Antoninho morava em Dourados e aparece no boletim da SES (Secretaria estadual de Saúde) como o nono óbito da covid-19 no Estado. Apesar do falecimento ter ocorrido em Araguaína (TO), o protocolo do Ministério da Saúde determina que o registro seja no Estado de origem do paciente.
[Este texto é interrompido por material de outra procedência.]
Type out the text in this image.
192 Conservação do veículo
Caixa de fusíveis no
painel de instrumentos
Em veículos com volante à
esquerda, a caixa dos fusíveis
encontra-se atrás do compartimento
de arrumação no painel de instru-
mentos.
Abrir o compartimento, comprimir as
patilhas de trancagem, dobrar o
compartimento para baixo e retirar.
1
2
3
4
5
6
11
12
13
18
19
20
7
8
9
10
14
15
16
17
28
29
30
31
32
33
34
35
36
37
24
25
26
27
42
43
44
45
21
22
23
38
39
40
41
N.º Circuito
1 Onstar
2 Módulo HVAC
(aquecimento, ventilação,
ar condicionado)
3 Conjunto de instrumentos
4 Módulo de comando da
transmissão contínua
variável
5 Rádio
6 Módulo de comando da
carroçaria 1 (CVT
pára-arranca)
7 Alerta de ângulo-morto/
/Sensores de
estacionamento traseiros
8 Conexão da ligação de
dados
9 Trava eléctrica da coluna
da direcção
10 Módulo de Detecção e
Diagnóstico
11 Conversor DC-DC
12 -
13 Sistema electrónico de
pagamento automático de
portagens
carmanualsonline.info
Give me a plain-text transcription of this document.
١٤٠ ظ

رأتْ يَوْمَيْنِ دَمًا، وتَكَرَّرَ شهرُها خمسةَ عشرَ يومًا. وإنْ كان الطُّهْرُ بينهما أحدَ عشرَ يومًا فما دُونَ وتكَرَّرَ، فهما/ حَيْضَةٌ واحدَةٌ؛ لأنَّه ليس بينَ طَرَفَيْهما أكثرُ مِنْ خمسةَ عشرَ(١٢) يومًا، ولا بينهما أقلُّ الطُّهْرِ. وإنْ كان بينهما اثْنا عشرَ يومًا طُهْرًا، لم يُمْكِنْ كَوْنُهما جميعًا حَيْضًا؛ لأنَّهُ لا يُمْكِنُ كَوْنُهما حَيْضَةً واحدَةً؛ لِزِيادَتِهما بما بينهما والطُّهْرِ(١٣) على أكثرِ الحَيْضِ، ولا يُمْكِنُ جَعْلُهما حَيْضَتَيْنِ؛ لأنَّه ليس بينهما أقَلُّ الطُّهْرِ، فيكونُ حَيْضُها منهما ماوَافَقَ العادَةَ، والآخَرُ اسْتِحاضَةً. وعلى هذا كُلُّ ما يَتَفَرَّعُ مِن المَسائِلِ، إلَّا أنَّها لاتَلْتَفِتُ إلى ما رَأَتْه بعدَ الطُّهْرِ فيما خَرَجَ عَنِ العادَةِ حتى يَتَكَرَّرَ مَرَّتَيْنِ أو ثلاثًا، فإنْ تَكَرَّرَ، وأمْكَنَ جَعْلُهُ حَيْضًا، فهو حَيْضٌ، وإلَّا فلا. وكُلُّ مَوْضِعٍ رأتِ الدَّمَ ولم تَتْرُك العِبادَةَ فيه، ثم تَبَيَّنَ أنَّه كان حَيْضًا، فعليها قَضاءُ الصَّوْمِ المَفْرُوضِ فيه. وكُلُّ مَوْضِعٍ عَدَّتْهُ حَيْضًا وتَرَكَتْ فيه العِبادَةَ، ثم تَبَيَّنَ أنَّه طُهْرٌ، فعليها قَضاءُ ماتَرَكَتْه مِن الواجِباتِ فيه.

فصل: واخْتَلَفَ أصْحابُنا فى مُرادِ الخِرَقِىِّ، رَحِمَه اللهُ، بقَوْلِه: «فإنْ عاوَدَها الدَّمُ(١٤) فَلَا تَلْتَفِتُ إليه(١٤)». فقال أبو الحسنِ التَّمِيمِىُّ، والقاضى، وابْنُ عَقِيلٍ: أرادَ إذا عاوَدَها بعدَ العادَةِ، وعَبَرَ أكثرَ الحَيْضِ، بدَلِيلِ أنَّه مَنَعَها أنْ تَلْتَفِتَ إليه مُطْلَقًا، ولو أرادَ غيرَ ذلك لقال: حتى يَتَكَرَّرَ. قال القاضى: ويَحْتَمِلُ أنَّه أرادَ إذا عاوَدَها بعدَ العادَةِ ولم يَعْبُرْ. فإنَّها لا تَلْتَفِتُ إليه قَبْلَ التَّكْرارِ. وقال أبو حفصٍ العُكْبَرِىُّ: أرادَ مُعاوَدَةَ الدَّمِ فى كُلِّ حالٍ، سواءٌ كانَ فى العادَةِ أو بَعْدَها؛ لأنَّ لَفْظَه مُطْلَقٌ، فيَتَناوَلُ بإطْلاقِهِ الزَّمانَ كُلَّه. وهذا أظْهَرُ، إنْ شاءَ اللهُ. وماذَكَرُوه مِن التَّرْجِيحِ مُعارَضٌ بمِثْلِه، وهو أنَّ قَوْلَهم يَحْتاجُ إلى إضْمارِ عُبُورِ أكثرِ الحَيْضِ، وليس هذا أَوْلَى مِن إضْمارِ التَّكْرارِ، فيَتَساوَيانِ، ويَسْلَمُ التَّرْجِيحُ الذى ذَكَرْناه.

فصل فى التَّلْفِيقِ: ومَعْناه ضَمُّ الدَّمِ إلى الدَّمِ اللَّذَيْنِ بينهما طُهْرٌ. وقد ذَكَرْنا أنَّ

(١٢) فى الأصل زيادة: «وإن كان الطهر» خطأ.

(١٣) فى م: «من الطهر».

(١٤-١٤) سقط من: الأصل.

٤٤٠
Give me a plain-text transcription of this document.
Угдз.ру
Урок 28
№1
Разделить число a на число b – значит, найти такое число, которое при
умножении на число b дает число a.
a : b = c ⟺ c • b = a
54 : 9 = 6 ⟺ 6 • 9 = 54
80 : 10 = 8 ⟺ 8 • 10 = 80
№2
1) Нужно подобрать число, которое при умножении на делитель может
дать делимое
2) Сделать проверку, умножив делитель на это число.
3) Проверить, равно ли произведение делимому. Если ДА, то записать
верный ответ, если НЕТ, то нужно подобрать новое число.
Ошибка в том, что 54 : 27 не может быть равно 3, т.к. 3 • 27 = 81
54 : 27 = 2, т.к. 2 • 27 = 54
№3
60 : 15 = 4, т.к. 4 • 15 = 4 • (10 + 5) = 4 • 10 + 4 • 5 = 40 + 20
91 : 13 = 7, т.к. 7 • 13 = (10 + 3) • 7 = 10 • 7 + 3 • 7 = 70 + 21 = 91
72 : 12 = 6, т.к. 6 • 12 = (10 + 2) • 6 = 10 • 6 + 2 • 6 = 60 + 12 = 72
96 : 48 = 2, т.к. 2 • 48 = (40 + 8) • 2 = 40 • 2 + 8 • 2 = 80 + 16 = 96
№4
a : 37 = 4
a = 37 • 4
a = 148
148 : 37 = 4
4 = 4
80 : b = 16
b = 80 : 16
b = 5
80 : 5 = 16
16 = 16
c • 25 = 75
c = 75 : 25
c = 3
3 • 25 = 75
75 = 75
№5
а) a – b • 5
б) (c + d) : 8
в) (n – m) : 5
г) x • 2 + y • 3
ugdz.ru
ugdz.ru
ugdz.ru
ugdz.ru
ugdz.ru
Para Anderson Ribeiro Muller, resta um adeus sem despedida, seguindo as regras imposta pela doença. O corpo do caminhoneiro será cremado e a família não terá um momento para dar adeus.

Em entrevista ao site Araguaína Notícias, Anderson, que mora em Chapecó (Santa Catarina), conta que o pai e o irmão moravam em Dourados. Mas em 7 de dezembro o caminhoneiro foi até Chapecó para buscar um caminhão e seguir viagem para Belém (Pará).

Segundo ele, o pai começou a sentir os sintomas do coronavírus há dez dias, mas se recusava a ir ao médico. “A gente pedia para ele ir ao médico, mas era teimoso. Só foi depois que o patrão dele pediu”, contou Anderson.

Antoninho, que estava no Pará, foi a Tocantinópolis (TO) em busca de atendimento médico. O filho contou ter conversado com o caminhoneiro  pela última vez no sábado. “Mas ele respondeu por escrito, e sempre mandava áudio. Eu vi que ele estava se sentindo muito cansado. Aí a gente foi vendo que não estava certo, que não estava normal”, disse Anderson.

Segundo o filho, o caminhoneiro afirmou que não queria ser transferido para Araguaína, mas voltar para Dourados. “Ele disse que estava bem, que iria sair dessa e que não estava querendo ser transferido [para Araguaína]. Queria ir embora para Dourados, a cidade dele”, contou.  Ele faleceu ainda no sábado.